(2011) JLP 63: 207-230
Paul Jackson
Abstract
This article explores how international donor-supported decentralisation efforts and justice and security sector reform in Sierra Leone’s post-conflict reconstruction process have intersected with local power dynamics and ordinary citizens’ access to justice and security. Decentralisation efforts have introduced democratically elected local governments, but also retain a significant role for traditional chiefs, which have created the grounds for conflicts between chiefs and councillors over power and resources. In terms of justice provision, this leaves the citizen with a nominally wide choice, but with rivalries and unpredictable actors to choose from.

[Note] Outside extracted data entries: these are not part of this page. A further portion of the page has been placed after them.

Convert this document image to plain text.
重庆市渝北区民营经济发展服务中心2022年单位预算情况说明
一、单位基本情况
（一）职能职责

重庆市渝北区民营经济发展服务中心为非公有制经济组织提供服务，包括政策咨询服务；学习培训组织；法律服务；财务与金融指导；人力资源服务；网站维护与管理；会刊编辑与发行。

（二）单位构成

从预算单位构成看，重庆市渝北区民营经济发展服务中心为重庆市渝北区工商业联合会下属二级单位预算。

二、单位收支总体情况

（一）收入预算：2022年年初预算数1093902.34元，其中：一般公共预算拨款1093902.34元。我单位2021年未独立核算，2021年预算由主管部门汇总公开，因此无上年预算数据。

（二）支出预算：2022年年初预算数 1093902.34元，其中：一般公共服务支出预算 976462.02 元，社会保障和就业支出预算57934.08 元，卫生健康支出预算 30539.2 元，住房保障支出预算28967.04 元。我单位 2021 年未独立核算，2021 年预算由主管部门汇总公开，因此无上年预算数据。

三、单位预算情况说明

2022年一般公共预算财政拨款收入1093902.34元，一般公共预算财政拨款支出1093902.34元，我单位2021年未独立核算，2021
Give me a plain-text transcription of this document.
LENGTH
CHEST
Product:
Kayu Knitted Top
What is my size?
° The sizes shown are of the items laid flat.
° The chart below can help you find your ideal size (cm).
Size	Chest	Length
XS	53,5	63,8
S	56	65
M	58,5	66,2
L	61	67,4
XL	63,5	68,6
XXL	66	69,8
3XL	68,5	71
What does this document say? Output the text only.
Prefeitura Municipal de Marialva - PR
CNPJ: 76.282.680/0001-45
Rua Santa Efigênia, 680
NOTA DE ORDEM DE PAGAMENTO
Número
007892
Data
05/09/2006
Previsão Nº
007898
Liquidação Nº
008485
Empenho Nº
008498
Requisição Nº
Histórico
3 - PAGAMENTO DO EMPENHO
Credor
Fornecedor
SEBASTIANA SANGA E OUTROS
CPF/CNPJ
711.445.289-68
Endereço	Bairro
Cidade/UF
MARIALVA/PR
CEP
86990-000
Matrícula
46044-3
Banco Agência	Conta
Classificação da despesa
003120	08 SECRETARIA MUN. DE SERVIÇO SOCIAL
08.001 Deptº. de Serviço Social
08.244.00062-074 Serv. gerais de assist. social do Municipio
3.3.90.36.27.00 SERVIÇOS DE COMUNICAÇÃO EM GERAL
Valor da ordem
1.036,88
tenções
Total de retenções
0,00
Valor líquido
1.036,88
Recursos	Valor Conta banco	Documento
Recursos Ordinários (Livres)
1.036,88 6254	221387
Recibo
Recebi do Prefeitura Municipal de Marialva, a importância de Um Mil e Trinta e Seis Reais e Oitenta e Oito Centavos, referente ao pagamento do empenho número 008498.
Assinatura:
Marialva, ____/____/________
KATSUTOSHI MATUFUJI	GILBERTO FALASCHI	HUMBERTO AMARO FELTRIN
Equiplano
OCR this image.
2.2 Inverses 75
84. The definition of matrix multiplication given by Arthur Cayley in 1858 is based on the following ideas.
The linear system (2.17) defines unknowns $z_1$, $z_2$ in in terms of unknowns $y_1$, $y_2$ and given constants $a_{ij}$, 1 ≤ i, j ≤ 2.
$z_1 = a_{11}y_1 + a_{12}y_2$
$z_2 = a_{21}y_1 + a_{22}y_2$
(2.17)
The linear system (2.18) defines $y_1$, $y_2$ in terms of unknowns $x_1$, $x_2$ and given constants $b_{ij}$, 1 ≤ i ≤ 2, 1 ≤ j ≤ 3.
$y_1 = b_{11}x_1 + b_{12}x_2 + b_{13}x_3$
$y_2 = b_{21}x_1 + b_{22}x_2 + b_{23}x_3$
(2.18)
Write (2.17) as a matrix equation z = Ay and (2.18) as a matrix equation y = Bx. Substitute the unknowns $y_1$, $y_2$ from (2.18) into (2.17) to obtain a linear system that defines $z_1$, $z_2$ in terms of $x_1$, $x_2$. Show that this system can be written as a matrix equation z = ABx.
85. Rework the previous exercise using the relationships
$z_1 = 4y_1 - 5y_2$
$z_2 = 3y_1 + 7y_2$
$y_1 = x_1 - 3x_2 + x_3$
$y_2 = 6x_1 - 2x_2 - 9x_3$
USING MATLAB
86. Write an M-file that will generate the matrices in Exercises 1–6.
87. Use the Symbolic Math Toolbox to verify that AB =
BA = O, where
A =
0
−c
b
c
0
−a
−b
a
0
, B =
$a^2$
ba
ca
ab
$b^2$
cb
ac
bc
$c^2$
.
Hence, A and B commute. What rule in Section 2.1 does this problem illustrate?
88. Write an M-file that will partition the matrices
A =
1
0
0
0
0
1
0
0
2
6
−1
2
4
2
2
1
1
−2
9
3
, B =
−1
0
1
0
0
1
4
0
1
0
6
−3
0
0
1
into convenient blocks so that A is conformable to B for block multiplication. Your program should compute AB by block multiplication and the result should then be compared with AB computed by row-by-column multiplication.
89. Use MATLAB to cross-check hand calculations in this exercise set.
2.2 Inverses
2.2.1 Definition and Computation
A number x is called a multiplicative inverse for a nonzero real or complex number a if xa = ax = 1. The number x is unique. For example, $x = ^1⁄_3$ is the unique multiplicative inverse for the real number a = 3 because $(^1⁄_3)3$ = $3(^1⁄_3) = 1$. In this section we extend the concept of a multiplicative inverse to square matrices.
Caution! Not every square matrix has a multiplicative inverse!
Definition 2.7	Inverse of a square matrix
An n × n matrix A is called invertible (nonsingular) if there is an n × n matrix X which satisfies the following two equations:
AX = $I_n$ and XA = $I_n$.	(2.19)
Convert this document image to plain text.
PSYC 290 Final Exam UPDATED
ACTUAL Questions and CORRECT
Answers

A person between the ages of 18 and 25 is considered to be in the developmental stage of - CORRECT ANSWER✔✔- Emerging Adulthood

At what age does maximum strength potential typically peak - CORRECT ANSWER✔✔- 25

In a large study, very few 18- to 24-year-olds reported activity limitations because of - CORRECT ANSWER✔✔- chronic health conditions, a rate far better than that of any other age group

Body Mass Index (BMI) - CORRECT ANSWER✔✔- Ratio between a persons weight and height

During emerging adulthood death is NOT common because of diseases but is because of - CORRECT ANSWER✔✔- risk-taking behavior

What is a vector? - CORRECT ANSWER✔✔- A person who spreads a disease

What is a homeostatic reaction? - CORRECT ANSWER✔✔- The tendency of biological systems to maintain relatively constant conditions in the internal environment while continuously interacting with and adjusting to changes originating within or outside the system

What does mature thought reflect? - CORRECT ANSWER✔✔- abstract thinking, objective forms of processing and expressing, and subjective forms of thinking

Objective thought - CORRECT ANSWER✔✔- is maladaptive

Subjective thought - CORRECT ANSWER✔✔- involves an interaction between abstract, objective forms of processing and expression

This has been further complicated by new internationally supported paralegal programmes run by NGOs, which also provide a threat to the chiefs and their virtual monopoly of power in local justice. The article argues that the micro-political processes of actors existing in a space between ‘state’ and ‘non-state’ effectively mean that there has been a tendency of elite capture of the decentralisation efforts at the local level as well as a continuation of chiefdom power. This result acts to the detriment to those who have always lost out on access to justice and security. Based on these insights, the article provides a solid critique of international development agencies’ tendency to assume that the traditional and formal systems are somehow unaffected by local power structures. It also challenges the perceived dichotomy between ‘modern’ and ‘traditional’ systems, instead arguing that within Sierra Leone there is a hybrid network of institutions that constantly change and are subject to a variety of controlling bodies. The problem with this network is that to a greater or lesser degree all of the institutions are occupied by the same groups of people and so the excluded may remain excluded whilst the local elite may retain and extend their power over a mix of different institutions.